This week’s featured open-source project is Lumos, a Python library built to compare metrics between two datasets, accounting for population differences and invariant features.
Lumos was open sourced this month by Microsoft. In a technical paper that shows the results from a real-world deployment of Lumos in Microsoft RTC applications , the Microsoft team wrote: “Regressions in metric values need to be detected and diagnosed as early as possible to reduce the disruption to users and product owners.”

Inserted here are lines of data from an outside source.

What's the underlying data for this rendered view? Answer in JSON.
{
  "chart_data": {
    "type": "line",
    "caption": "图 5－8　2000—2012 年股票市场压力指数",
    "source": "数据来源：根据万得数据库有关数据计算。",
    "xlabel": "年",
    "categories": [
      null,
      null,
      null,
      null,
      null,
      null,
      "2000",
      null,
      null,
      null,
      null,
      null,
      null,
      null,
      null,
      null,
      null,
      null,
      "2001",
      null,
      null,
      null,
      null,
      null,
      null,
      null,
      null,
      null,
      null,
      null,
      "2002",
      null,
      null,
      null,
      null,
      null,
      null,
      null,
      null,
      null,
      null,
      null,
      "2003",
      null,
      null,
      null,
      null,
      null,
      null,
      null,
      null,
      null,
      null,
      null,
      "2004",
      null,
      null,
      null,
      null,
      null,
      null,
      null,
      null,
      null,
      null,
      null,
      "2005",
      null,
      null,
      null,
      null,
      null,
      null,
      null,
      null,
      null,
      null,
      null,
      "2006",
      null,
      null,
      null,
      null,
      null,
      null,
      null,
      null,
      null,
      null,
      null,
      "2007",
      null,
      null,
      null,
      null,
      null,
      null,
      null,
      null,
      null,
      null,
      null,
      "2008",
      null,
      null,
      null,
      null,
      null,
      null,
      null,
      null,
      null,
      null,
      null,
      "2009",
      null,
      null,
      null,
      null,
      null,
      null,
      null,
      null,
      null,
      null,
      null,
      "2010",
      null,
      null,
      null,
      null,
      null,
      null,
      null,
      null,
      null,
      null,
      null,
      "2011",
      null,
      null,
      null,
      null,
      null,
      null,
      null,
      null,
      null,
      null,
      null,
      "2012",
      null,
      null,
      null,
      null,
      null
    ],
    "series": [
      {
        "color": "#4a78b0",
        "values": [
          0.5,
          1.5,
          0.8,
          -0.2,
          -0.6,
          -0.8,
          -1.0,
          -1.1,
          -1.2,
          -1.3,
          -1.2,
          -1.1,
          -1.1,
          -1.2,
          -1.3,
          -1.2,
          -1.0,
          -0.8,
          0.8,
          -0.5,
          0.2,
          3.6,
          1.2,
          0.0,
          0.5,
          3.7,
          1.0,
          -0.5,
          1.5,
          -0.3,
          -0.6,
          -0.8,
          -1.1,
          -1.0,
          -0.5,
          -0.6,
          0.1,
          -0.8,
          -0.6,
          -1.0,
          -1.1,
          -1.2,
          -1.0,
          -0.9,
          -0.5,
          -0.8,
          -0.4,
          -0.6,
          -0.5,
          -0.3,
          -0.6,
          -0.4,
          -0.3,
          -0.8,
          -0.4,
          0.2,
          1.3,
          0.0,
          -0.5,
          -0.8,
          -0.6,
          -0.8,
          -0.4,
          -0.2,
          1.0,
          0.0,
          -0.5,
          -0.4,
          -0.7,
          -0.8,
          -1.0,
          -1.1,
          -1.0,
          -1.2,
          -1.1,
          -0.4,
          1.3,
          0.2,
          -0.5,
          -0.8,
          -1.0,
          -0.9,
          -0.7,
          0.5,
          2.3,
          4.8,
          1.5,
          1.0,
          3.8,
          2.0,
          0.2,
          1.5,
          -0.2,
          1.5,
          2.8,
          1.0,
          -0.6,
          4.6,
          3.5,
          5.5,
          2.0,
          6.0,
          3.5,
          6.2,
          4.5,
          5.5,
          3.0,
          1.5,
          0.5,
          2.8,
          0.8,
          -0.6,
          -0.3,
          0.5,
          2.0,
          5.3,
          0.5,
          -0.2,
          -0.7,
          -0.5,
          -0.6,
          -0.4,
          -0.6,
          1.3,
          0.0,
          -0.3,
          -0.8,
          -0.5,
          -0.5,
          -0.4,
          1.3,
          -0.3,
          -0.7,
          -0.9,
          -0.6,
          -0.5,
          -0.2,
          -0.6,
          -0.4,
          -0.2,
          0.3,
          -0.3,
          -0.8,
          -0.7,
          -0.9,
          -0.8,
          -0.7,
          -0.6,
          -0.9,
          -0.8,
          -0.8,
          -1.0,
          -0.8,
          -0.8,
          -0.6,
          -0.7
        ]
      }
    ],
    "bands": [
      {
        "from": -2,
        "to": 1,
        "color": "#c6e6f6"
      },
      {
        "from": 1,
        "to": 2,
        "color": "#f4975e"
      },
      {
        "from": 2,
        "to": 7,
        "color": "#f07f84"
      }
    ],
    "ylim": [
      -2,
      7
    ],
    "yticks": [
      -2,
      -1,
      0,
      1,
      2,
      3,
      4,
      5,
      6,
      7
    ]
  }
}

“It has enabled engineering teams to detect 100s of real changes in metrics and reject 1000s of false alarms detected by anomaly detectors,” the team added.
According to Microsoft, regressions commonly surface due to genuine product regressions, changes in user population, and bias due to telemetry loss or processing.
The application of Lumos has resulted in freeing up as much as 95% of the time allocated to metric-based investigations. Now the project has been open sourced, it can be coupled with any production system to manage the volume of alerting efficiently, Microsoft explained.
The solution uses a new methodology that includes existing, domain-specific anomaly detectors, but was found to reduce the false-positive alert rate by over 90%. It also provides insight into locating the root cause of a Key Performance Indicator (KPI) incident.
Lumos uses the principles of A/B testing and compares the dataset before the metric anomaly and the dataset during the metric anomaly. The configuration file contains hyper-parameters for running the workflow and details which columns in the dataset correspond to the metric, invariant, and hypothesis columns.
This project has adopted the Microsoft Open Source Code of Conduct and is welcoming contributions and suggestions.